NI Commissioner for Children and Young People, Koulla Yiasouma said:

“In 2005, the office of the Children’s Commissioner became aware of potential breaches in child protection procedures at Brindley House residential home where it was alleged children were being put at risk. These were raised with the relevant authorities and as required by law, rather than open his own inquiry, the then Commissioner, was assured by the Department of Health, Social Services and Public Safety that they would take the appropriate action.

"A review of child protection arrangements in the relevant Trust was subsequently published by The Social Services Inspectorate in December 2006 and following a review, police opened a criminal investigation.”
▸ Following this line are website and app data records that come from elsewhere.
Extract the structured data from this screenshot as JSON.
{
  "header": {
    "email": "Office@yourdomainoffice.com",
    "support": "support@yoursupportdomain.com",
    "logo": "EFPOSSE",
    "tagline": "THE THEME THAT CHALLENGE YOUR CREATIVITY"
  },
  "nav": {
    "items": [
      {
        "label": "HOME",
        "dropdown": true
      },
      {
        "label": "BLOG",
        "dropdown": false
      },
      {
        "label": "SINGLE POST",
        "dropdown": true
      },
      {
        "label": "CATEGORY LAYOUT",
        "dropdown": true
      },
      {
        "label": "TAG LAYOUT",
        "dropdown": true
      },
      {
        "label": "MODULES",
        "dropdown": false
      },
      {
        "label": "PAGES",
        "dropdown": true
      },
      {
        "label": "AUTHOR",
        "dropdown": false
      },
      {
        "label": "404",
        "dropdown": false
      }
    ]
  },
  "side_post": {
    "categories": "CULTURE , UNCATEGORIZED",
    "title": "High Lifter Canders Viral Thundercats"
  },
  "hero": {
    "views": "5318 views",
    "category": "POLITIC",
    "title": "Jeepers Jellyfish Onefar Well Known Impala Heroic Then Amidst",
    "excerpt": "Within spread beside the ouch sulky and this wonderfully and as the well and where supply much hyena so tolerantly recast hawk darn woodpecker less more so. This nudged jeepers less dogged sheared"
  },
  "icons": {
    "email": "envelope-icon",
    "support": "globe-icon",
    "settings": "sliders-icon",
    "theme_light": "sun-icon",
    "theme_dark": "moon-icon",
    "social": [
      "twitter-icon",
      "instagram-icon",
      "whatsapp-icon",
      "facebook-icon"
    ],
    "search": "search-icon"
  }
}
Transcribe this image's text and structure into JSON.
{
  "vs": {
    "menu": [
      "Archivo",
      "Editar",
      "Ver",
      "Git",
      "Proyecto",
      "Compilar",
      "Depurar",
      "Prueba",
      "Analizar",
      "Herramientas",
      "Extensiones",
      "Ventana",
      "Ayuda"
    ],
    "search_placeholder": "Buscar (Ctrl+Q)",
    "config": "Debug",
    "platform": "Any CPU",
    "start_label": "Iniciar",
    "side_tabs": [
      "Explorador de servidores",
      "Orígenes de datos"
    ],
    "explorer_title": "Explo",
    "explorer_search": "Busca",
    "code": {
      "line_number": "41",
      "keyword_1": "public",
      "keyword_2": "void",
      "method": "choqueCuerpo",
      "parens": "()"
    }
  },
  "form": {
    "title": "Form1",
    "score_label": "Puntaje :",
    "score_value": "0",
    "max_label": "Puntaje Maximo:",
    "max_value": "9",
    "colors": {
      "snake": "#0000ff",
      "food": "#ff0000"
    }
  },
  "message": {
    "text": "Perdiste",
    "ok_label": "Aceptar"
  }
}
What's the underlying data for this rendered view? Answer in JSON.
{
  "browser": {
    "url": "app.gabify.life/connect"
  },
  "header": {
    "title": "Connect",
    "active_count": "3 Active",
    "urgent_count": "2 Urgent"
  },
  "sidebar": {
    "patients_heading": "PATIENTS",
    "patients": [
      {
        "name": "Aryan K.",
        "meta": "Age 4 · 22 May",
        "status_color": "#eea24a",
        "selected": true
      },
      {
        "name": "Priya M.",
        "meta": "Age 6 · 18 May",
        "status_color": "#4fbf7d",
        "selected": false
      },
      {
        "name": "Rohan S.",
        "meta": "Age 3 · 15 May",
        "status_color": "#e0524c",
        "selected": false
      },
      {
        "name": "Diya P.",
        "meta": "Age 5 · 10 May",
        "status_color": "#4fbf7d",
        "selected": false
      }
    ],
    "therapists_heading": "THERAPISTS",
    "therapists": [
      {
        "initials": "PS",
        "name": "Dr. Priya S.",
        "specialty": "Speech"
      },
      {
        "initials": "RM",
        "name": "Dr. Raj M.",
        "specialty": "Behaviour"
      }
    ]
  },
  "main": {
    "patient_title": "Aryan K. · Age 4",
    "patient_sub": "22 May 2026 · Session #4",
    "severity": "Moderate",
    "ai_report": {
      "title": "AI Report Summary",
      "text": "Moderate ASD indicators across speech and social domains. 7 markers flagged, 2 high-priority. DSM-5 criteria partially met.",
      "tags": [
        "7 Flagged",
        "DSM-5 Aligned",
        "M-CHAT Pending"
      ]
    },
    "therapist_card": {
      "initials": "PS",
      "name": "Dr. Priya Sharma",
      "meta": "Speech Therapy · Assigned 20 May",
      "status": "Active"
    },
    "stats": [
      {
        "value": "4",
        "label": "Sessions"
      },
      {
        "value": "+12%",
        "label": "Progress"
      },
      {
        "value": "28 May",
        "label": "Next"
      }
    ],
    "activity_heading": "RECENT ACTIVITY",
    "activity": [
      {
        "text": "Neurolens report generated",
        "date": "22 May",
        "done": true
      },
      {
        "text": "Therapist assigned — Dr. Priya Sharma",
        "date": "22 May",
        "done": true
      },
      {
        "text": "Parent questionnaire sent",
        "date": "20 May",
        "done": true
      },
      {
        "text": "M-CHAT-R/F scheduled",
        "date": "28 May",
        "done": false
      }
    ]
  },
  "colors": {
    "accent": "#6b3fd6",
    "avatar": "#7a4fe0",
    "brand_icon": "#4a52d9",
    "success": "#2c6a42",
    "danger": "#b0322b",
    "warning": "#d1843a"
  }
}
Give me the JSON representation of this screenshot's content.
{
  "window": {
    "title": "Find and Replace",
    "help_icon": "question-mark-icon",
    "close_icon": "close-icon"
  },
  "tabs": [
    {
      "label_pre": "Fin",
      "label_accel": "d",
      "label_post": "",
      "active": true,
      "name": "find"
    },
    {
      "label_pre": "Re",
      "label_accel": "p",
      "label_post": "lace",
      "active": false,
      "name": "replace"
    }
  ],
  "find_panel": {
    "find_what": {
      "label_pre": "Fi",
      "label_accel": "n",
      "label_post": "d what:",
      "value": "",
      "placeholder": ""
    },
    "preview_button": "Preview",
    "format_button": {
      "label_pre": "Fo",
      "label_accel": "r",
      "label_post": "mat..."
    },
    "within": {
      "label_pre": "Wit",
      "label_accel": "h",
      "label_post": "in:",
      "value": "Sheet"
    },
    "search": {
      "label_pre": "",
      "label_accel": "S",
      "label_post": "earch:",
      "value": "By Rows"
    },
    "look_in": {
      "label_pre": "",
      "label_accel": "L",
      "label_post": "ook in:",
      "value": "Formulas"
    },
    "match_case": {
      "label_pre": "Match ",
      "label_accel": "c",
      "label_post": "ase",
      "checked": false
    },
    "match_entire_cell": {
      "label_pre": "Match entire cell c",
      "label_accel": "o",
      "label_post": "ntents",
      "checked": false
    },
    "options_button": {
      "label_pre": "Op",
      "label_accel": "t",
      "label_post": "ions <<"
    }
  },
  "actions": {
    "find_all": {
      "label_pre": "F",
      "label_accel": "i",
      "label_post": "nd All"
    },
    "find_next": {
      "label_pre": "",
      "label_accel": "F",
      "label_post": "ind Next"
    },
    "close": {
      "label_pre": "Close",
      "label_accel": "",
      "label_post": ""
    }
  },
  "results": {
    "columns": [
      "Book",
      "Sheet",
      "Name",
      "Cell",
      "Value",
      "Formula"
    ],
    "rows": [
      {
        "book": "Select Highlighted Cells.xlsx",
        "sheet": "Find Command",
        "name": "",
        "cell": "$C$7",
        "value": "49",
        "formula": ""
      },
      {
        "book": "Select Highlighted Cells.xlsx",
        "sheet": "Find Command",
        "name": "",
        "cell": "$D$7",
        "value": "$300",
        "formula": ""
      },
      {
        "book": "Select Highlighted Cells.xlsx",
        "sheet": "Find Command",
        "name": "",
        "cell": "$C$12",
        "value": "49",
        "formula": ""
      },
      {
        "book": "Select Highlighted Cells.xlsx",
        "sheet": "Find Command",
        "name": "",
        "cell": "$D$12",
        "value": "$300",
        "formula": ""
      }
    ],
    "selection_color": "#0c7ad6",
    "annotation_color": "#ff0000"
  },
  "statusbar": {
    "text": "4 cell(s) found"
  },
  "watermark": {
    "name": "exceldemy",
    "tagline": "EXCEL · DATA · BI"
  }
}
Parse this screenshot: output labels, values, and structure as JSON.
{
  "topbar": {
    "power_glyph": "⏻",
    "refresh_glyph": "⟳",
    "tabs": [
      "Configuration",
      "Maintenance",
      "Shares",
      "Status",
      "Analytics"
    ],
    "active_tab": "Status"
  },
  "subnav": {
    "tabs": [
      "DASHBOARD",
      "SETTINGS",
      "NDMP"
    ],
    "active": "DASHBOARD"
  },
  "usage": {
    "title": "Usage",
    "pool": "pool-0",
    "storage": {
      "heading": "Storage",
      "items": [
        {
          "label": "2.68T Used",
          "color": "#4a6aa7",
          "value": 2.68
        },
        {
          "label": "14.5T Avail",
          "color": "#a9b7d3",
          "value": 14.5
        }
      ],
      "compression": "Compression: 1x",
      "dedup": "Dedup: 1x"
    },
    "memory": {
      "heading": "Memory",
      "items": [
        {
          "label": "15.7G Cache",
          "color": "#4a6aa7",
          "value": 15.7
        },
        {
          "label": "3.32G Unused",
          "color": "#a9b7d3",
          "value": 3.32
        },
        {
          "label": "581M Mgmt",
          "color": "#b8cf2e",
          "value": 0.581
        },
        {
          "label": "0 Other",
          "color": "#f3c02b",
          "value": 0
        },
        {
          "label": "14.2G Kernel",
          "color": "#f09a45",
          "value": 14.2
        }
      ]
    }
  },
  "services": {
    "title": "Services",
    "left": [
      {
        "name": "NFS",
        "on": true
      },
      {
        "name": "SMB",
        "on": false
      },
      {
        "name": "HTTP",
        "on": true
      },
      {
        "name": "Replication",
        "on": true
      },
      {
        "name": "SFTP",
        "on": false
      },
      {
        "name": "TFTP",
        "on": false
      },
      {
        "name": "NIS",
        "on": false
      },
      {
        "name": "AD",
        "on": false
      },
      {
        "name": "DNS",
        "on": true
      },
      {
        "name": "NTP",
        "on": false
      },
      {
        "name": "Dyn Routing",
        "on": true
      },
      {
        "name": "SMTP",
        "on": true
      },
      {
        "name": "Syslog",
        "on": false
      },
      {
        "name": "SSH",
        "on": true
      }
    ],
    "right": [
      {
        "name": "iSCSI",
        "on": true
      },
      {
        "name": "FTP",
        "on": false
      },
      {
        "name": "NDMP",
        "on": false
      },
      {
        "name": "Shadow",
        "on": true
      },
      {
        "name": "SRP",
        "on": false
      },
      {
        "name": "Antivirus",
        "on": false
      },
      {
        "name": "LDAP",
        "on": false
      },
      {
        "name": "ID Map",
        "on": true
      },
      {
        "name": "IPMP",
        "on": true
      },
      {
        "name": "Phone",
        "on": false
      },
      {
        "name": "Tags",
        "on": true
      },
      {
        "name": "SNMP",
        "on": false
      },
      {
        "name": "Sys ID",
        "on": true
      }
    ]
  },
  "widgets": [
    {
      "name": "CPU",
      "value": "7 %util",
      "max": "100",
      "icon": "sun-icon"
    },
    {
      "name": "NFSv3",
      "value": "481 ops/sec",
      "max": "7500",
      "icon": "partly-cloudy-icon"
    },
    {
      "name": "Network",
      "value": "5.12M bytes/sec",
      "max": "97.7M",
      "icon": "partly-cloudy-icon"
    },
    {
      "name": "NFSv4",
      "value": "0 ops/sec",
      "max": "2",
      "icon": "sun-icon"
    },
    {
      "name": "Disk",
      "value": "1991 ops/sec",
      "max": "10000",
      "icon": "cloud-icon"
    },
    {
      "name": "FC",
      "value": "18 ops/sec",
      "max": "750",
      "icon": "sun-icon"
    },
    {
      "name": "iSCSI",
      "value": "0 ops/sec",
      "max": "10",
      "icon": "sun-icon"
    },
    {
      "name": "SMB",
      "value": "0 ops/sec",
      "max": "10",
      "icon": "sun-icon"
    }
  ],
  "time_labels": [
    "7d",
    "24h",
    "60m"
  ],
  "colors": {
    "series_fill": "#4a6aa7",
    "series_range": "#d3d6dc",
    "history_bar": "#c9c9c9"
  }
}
The Impartial Reporter contacted Paula Kane who owned the now defunct Care (NI) Ltd  and asked her to respond to the claims that children from Brindley House were sexually abused by men. 

She replied: “Every single incident of concern and of a child protection nature was recorded and reported to the Western Board. We had no powers to investigate. 

“When our concerns heightened, we took the decision as a staff to report the issue to the Children’s Commissioner as we weren’t satisfied with the response around the ongoing issues with Brindley. 

“Once we did that we took the decision to close it as it was clear the children were of significant risk.”